Il volait à quelques centimètres au-dessus de la surface du lac, grâce aux nombreuses paires d’ailes enflammées que Julis avait fait jaillir de son dos.
« C’est juste l’un d’entre eux. J’utilisais une autre méthode, jusqu’à ce que je parvienne à maîtriser cette technique. De toute façon, vu la situation, ça doit être le moyen le plus rapide d’y arriver…, » murmura Julis, serrée dans les bras d’Ayato.
« Julis ? Qu’est-ce que c’est ? »
« Rien ! Je… je veux dire, ton visage est trop proche ! » Elle avait rougi, essayant de le repousser.
« D-Désolé… »
« … Eh bien, de toute façon, nous pouvons traverser le lac en moins de cinq minutes de cette façon. Concentrons-nous sur cela pour l’instant. »
La lune se balançait doucement, se reflétant sur les légères ondulations de l’eau.
À l’est, les lumières de Strell brillaient au-dessus du lac.
Il y avait très peu de lumières qui brillaient dans le bidonville du côté opposé, la direction vers laquelle ils se dirigeaient.
« C’est là. » Julis avait pointé du doigt la silhouette de la grande église située sur le terrain de l’orphelinat, qui se dressait dans l’obscurité.
« … Hein ? »
Devant l’orphelinat, au sommet d’une affreuse digue en béton au bord du lac, l’ombre d’un homme attendait.
« Eh bien, qu’avons-nous là ? Vous êtes venu plus vite que je ne l’attendais. »
« Gustave Malraux… ! » murmura Julis en serrant les dents.
« Mais je savais que vous viendriez, bien sûr. »
« Tu ferais mieux de ne pas avoir posé un doigt sur quelqu’un à l’orphelinat. » Julis lui avait lancé un regard perçant.
Gustave avait ri doucement. « Ne vous inquiétez pas. Pour être honnête avec vous, je ne peux pas dire que la pensée ne m’ait pas effleuré, mais il semble qu’il y ait une sœur assez redoutable qui vit parmi eux tous. Je n’ai pas le temps de m’occuper d’elle. »

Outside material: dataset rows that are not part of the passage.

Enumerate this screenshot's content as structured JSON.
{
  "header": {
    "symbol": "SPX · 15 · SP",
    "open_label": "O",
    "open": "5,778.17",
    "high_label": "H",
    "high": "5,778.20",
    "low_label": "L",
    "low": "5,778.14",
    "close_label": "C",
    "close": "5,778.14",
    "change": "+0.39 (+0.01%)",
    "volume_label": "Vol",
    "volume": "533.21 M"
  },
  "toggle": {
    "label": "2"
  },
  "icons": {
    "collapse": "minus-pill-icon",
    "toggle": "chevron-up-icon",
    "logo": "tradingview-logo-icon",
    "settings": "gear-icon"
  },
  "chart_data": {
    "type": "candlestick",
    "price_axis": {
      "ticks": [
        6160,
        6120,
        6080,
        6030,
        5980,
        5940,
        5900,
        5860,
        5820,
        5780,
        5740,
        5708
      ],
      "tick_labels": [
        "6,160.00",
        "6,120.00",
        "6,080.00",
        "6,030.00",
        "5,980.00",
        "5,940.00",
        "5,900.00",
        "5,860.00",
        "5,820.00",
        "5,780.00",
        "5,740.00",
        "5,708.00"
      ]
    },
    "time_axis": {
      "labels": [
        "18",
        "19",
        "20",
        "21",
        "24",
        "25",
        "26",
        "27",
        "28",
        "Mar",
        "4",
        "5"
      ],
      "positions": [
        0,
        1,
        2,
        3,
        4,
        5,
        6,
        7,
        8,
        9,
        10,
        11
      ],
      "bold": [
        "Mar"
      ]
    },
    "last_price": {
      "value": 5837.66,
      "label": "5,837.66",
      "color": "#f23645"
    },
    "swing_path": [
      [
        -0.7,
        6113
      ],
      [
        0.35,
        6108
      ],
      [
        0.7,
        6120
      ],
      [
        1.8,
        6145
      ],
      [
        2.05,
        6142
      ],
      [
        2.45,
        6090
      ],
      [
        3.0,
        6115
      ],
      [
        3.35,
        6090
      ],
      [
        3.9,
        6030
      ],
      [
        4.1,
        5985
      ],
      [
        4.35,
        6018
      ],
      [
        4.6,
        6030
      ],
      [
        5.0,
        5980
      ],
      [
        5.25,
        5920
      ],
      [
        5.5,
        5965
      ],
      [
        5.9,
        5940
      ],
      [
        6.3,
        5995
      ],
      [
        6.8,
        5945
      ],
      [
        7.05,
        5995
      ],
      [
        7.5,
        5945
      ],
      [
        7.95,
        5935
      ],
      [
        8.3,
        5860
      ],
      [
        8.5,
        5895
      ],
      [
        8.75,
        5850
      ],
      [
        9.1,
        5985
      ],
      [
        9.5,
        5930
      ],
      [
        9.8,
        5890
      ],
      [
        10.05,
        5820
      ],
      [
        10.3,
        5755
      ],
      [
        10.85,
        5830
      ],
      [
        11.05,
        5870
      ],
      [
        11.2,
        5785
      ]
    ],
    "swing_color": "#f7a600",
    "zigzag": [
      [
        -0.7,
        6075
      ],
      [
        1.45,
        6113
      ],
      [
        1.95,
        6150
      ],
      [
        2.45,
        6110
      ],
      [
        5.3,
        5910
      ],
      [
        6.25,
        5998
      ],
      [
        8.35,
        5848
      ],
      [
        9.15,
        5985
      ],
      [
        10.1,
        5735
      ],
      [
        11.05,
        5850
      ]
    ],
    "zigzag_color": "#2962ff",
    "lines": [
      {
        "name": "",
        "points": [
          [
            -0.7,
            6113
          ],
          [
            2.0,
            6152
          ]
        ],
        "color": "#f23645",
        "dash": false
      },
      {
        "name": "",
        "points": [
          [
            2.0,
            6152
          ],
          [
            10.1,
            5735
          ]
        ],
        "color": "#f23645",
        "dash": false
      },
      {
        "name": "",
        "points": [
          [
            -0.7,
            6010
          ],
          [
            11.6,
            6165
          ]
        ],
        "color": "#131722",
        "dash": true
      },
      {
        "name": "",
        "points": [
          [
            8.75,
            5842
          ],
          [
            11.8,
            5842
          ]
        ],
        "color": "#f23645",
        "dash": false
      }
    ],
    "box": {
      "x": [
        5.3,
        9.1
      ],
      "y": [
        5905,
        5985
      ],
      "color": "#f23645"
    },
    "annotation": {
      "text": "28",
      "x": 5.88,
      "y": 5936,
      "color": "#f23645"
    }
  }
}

« Hmph… Bien, » marmonna Julis alors qu’elle et Ayato atteignaient le sol.
Ils avaient atterri à environ cinq mètres de Gustave. Juste un pas de plus, et il serait à la portée d’Ayato.
« Ils ne me concernent pas. J’avais seulement besoin de vous attirer dehors. Et mes petits dragons colchiques que j’ai envoyés jouer dans la ville sont inoffensifs, tant qu’ils ne sont pas attaqués. Après tout, je ne voudrais pas blesser qui que ce soit lié aux fondations d’entreprise intégrée, n’est-ce pas ? »
« … Tu es très bavard, Gustave Malraux. Pourquoi ne nous dis-tu pas qui t’a envoyé faire cette course stupide ? » grogna Julis, le mana tourbillonnant autour d’elle.
Ayato avait sorti le Ser Veresta, en s’accroupissant.
« Mon Dieu, mon Dieu, je suis un pro, vous vous en rendez compte. Accordez-moi un peu de crédit. Mais au lieu de cela… » Il s’était arrêté net, ne semblant pas du tout perturbé, écartant les bras dans un geste élaboré.